Hi All,
The first time I read the Narnia series was as a child of about 8 or so, I had no idea it was supposed to be an allegory about Christ. To me it was just an entertaining fantasy tale not terribly different from the Hobbit which I read at about the same time.
Funny isn't it? For some reason this quaint tale of fawns and lions and the eventual triumph of good over evil, is supposed to be a potentially dangerous and corrupting influence, so dangerous that our children must not be permitted to read it.
On the other hand, it was fine and laudable when as part of our 10th grade English Curriculum I was assigned the book "Native Son". I remember gleefully reading a couple of extracts from it to my mother, in which the protagonist, Bigger, first smothers his employers daughter with a pillow and then attempts to destroy the body, and follows this up by graphically bashing his girlfriends brains out with a brick.
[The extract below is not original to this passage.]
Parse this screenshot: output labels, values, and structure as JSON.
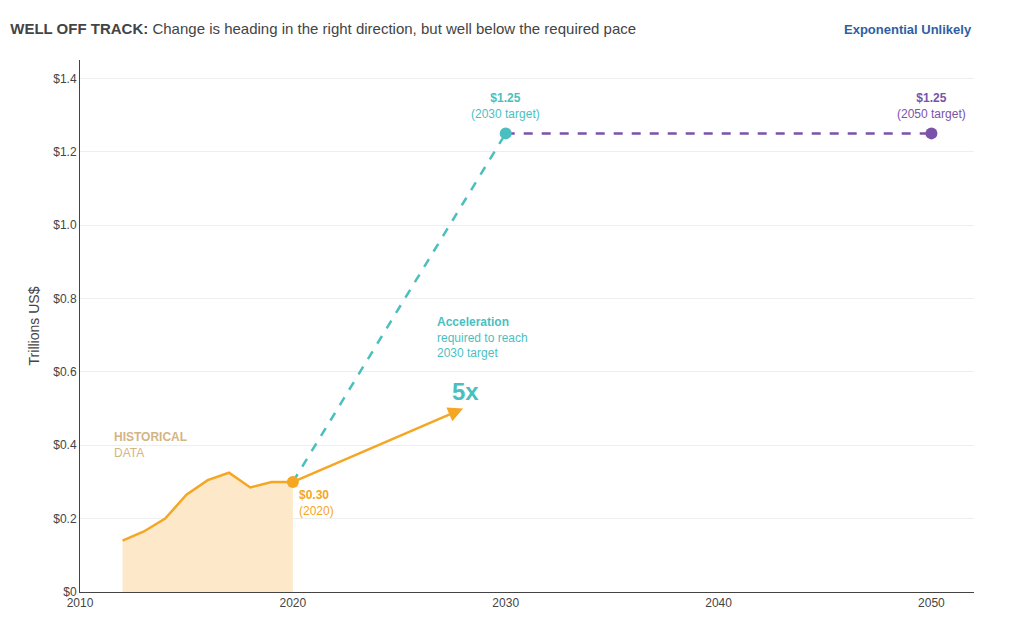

My parents were horrified and couldn't believe that I had been assigned such a book by a school, the administration maintained it was "a great American novel" and that I needed to be exposed to these things in order to properly mold my character. Thus followed several years of reading novels either existentialist or nihilist in their philosophy, and always teaching the same message of the purposelessness and despair of existance, that morals were, after all, relative and finally meaningless, and counseling one to either rage against the system, or simply commit suicide.
What a wonderful society we are building. Naked Lunch and The Plague get two thumbs up, but Narnia must be legally removed from the curricula as potentially harmful to young minds. Looks like we approve of always winter and never Christmas here too. Watch out kids, Maugrim and his secret police are coming to make sure you don't hear about Aslan.